Chuck Burke, the veterans representative for the Augusta Elks Club, said plans are to continue hosting the annual luncheon — held on the anniversary of Pearl Harbor — “as long as the they’re here.”
“It’s my understanding that World War II veterans are dying at a fast rate,” he said. “We do this because we realize there won’t be that many, and every year the crowd gets smaller.”
During the past three years attendane for the honorary event have declined from 50, in the first year, to 15, this year.
“They are dying off and a lot of people don’t realize that the Elks is the number one veteran program in the U.S.,” said Burke, whose father served in the war . “I was in Vietnam but I have no clue what these people do.”

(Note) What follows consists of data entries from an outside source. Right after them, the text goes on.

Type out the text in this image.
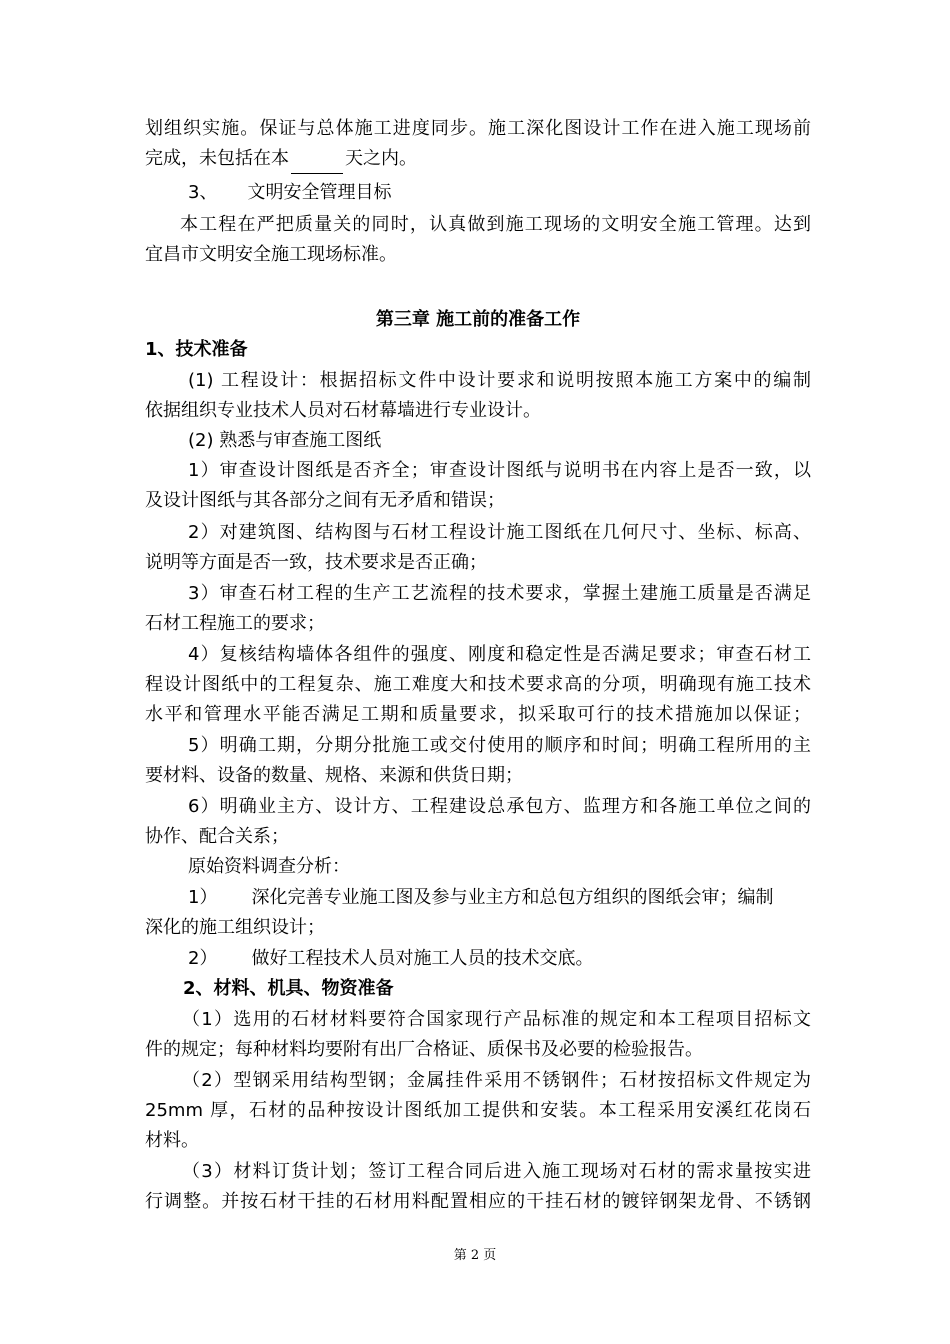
划组织实施。保证与总体施工进度同步。施工深化图设计工作在进入施工现场前
完成，未包括在本	天之内。
3、 文明安全管理目标
本工程在严把质量关的同时，认真做到施工现场的文明安全施工管理。达到
宜昌市文明安全施工现场标准。
第三章 施工前的准备工作
1、技术准备
(1) 工程设计：根据招标文件中设计要求和说明按照本施工方案中的编制
依据组织专业技术人员对石材幕墙进行专业设计。
(2) 熟悉与审查施工图纸
1）审查设计图纸是否齐全；审查设计图纸与说明书在内容上是否一致，以
及设计图纸与其各部分之间有无矛盾和错误；
2）对建筑图、结构图与石材工程设计施工图纸在几何尺寸、坐标、标高、
说明等方面是否一致，技术要求是否正确；
3）审查石材工程的生产工艺流程的技术要求，掌握土建施工质量是否满足
石材工程施工的要求；
4）复核结构墙体各组件的强度、刚度和稳定性是否满足要求；审查石材工
程设计图纸中的工程复杂、施工难度大和技术要求高的分项，明确现有施工技术
水平和管理水平能否满足工期和质量要求，拟采取可行的技术措施加以保证；
5）明确工期，分期分批施工或交付使用的顺序和时间；明确工程所用的主
要材料、设备的数量、规格、来源和供货日期；
6）明确业主方、设计方、工程建设总承包方、监理方和各施工单位之间的
协作、配合关系；
原始资料调查分析：
1） 深化完善专业施工图及参与业主方和总包方组织的图纸会审；编制
深化的施工组织设计；
2） 做好工程技术人员对施工人员的技术交底。
2、材料、机具、物资准备
（1）选用的石材材料要符合国家现行产品标准的规定和本工程项目招标文
件的规定；每种材料均要附有出厂合格证、质保书及必要的检验报告。
（2）型钢采用结构型钢；金属挂件采用不锈钢件；石材按招标文件规定为
25mm 厚，石材的品种按设计图纸加工提供和安装。本工程采用安溪红花岗石
材料。
（3）材料订货计划；签订工程合同后进入施工现场对石材的需求量按实进
行调整。并按石材干挂的石材用料配置相应的干挂石材的镀锌钢架龙骨、不锈钢
第 2 页
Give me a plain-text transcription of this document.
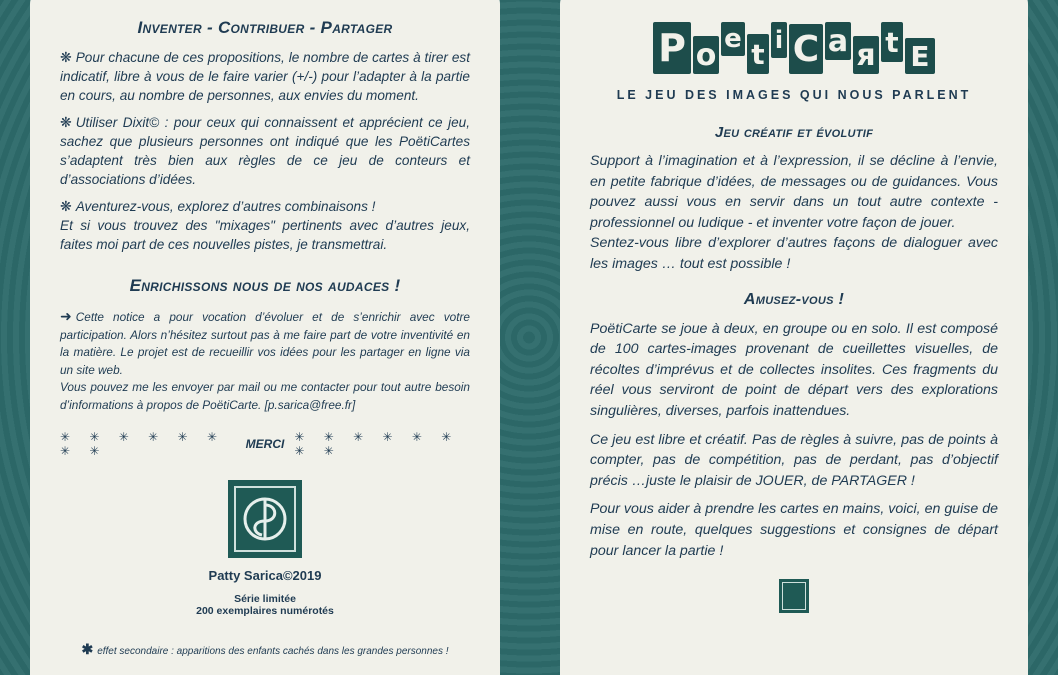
Inventer - Contribuer - Partager

❋ Pour chacune de ces propositions, le nombre de cartes à tirer est indicatif, libre à vous de le faire varier (+/-) pour l’adapter à la partie en cours, au nombre de personnes, aux envies du moment.

❋ Utiliser Dixit© : pour ceux qui connaissent et apprécient ce jeu, sachez que plusieurs personnes ont indiqué que les PoëtiCartes s’adaptent très bien aux règles de ce jeu de conteurs et d’associations d’idées.

❋ Aventurez-vous, explorez d’autres combinaisons !

Et si vous trouvez des "mixages" pertinents avec d’autres jeux, faites moi part de ces nouvelles pistes, je transmettrai.

Enrichissons nous de nos audaces !

➜ Cette notice a pour vocation d’évoluer et de s’enrichir avec votre participation. Alors n’hésitez surtout pas à me faire part de votre inventivité en la matière. Le projet est de recueillir vos idées pour les partager en ligne via un site web.

Vous pouvez me les envoyer par mail ou me contacter pour tout autre besoin d’informations à propos de PoëtiCarte. [p.sarica@free.fr]

✳ ✳ ✳ ✳ ✳ ✳ ✳ ✳	MERCI ✳ ✳ ✳ ✳ ✳ ✳ ✳ ✳
Patty Sarica©2019
Série limitée
200 exemplaires numérotés
✱ effet secondaire : apparitions des enfants cachés dans les grandes personnes !
P o e t i C a я t E
LE JEU DES IMAGES QUI NOUS PARLENT
Jeu créatif et évolutif

Support à l’imagination et à l’expression, il se décline à l’envie, en petite fabrique d’idées, de messages ou de guidances. Vous pouvez aussi vous en servir dans un tout autre contexte - professionnel ou ludique - et inventer votre façon de jouer.

Sentez-vous libre d’explorer d’autres façons de dialoguer avec les images … tout est possible !

Amusez-vous !

PoëtiCarte se joue à deux, en groupe ou en solo. Il est composé de 100 cartes-images provenant de cueillettes visuelles, de récoltes d’imprévus et de collectes insolites. Ces fragments du réel vous serviront de point de départ vers des explorations singulières, diverses, parfois inattendues.

Ce jeu est libre et créatif. Pas de règles à suivre, pas de points à compter, pas de compétition, pas de perdant, pas d’objectif précis …juste le plaisir de JOUER, de PARTAGER !

Pour vous aider à prendre les cartes en mains, voici, en guise de mise en route, quelques suggestions et consignes de départ pour lancer la partie !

Among those at Thursday’s luncheon was Richard Craig, a 92-year-old Navy veteran who served for 28 months in the Pacific during the war. Craig, an avid attendee of area veteran events, noticed the decline. He said he found the luncheon helpful.
“I’m almost insistent on attending them for the memories and seeing the other veterans who served,” he said. “I think it is great for the Elks Club to do this. The numbers are decreasing but it is good that somebody will have a program for the veterans.”
But for Dennis Trudeau, a 92-year-old Canadian Airforce veteran who was captured on D-Day, the event was a first for him. As the veterans gathered to share a meal, they embraced each other with handshakes, laughs and stories of their time in the service.
“We all have vivid memories but the best thing I remember is when I got liberated,” said Trudeau, a Grovetown council member and former town mayor. “I thank God I was alive, I was free and I was going home.”